It is not clear at this point whether the ultimate objective of this Saudi initiative is to create the Islamic equivalent of NATO, a formal military alliance with binding commitments from its member states. Nevertheless, the announcement is consistent with two prior decisions that suggested that while it is not rejecting the security framework agreed upon by the victorious powers following World War II and which became institutionalized in the United Nations Security Council, Saudi Arabia may be looking to lead alternative security frameworks.

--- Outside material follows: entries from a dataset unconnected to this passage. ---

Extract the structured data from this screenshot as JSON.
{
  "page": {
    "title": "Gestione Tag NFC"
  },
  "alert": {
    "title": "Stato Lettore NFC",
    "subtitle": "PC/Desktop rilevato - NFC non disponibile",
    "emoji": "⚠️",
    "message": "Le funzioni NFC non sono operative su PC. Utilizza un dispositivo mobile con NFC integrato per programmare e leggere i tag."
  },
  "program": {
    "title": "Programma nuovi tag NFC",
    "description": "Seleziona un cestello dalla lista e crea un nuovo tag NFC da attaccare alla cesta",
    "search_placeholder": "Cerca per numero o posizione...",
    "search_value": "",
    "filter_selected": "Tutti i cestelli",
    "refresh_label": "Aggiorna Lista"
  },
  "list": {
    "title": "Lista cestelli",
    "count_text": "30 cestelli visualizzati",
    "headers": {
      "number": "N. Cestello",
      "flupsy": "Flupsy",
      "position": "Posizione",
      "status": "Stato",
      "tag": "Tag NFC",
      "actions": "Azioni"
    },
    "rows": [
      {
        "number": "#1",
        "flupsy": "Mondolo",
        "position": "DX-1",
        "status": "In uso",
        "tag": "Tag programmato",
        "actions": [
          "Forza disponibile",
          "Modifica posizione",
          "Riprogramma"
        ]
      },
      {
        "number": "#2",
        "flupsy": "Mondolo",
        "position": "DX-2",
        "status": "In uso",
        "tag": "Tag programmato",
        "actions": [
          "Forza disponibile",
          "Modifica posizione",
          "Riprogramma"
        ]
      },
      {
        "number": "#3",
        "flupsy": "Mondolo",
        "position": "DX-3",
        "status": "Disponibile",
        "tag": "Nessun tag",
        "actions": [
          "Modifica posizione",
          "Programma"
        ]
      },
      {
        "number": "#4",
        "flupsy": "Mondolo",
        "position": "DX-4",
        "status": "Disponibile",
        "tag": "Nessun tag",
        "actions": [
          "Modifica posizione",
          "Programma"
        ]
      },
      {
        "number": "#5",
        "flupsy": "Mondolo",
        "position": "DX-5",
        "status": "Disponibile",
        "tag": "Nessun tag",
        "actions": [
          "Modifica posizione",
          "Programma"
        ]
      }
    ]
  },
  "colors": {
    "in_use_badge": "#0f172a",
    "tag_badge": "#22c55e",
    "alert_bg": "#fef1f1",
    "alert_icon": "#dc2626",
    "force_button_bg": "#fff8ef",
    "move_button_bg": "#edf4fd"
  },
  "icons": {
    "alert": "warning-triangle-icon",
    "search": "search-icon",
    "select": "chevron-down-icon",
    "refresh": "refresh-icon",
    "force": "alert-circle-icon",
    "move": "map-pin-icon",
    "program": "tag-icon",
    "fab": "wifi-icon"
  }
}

The first decision was Saudi Arabia’s rejection of the United Nations Security Council seat it had won in the fall of 2013. The second was its announcement in March of this year that it would be leading an Arab military coalition in Yemen to restore the internationally recognized president, Abed Rabbo Mansour Hadi, who had been ousted from the capital Sanaa by Iranian-supported Houthi rebels in late 2014. Taken in total, these three decisions — the rejection of the Security Council seat, launching a military campaign in Yemen and leading an Islamic coalition against terrorism — indicate that there has been a paradigm shift in Saudi Arabia: It is one that has redefined how the kingdom views its role in the Middle East and broader Islamic world as well as how it views the role of the traditional guarantor of stability in the region, the United States.

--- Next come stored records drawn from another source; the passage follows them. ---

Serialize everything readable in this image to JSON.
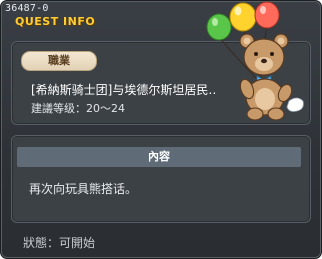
{
  "header": {
    "quest_id": "36487-0",
    "section_label": "QUEST INFO"
  },
  "job": {
    "tab_label": "職業",
    "title": "[希納斯骑士团]与埃德尔斯坦居民‥",
    "level_label": "建議等级：",
    "level_range": "20～24"
  },
  "content": {
    "header_label": "內容",
    "text": "再次向玩具熊搭话。"
  },
  "status": {
    "label": "狀態：",
    "value": "可開始"
  },
  "illustration": {
    "name": "teddy-bear-with-balloons",
    "balloon_colors": [
      "#ff6a5a",
      "#ffd22e",
      "#59c64a"
    ]
  }
}
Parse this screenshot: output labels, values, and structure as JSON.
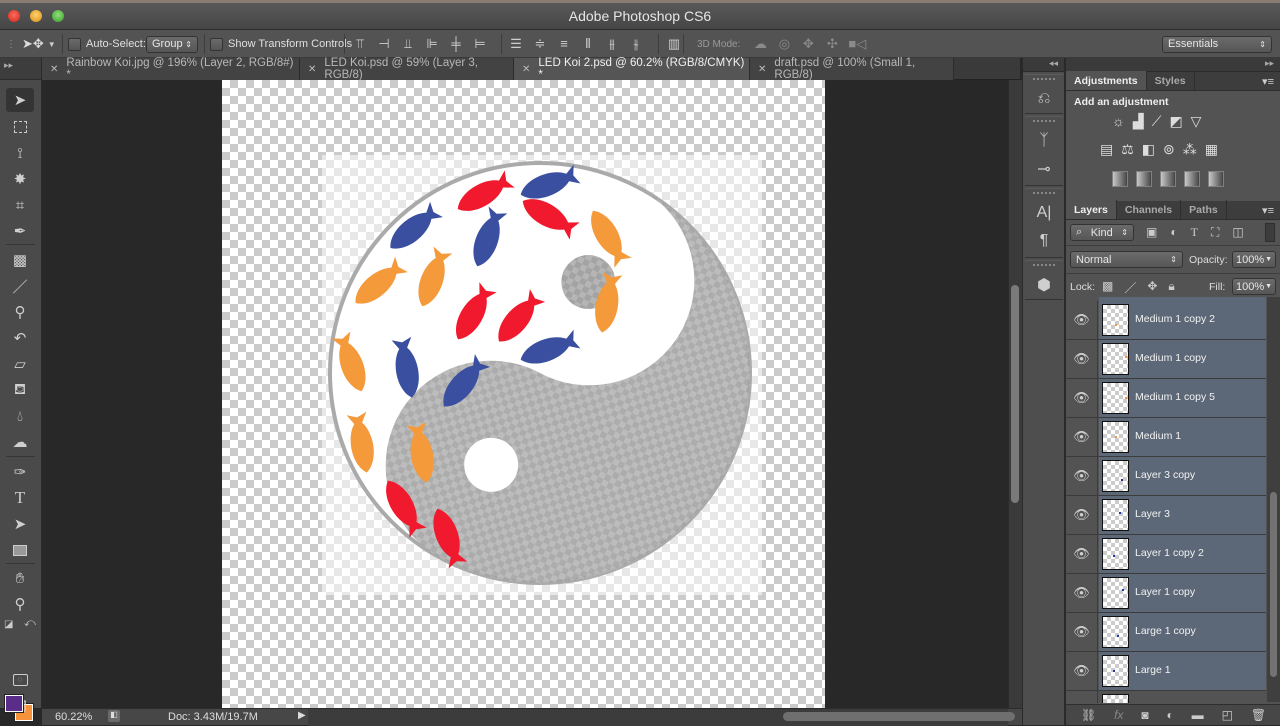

For much of its modern history, Saudi Arabia has been known as a status quo state — one that used its oil wealth and eminent status in the Islamic world to mediate between warring countries and sometimes between warring factions within a state. Its objective has often been to maintain the political order through quiet behind-the-scenes diplomacy. However, the unprecedented turmoil that has gripped the Middle East in the aftermath of the Arab Spring, and which led to the ascendance of Saudi Arabia’s biggest regional foe, Iran, and the emergence of its sworn enemy, IS, has compelled Saudi policymakers to adopt a more assertive foreign policy. This new Saudi thinking is also a response to the perception that the United States has elected to disengage from the Middle East and that even when it did decide to act, it seemed to lack a clear strategy; its critics argue that one example of this was its airstrikes against IS strongholds in Syria and Iraq.
While the Saudis still favor American weapons and are continuing to share intelligence and consult regularly with the United States, they seem to have concluded that the United States has differing threat perceptions than theirs. Saudi Arabia’s two most pressing foreign policy priorities, the conflicts in Yemen and Syria, do not seem to be US priorities. Just as importantly, as the Saudis continued to repeatedly express their concern about what they deemed to be Iran’s destructive role in the region, the United States signed a historic nuclear agreement with Iran that could pave the way for reintegrating it into the international community.
While the United States is providing vital intelligence and logistical support to the Saudi-led Arab coalition in Yemen, the Saudis launched this unprecedented campaign after it became clear that the international community had no interest in taking forceful measures to reverse the Houthis’ military gains. The Saudis have succeeded in convincing 10 other Arab counties to support the ongoing campaign. The Yemen campaign is the ultimate expression of Saudi Arabia’s new, more assertive and independent foreign policy posture.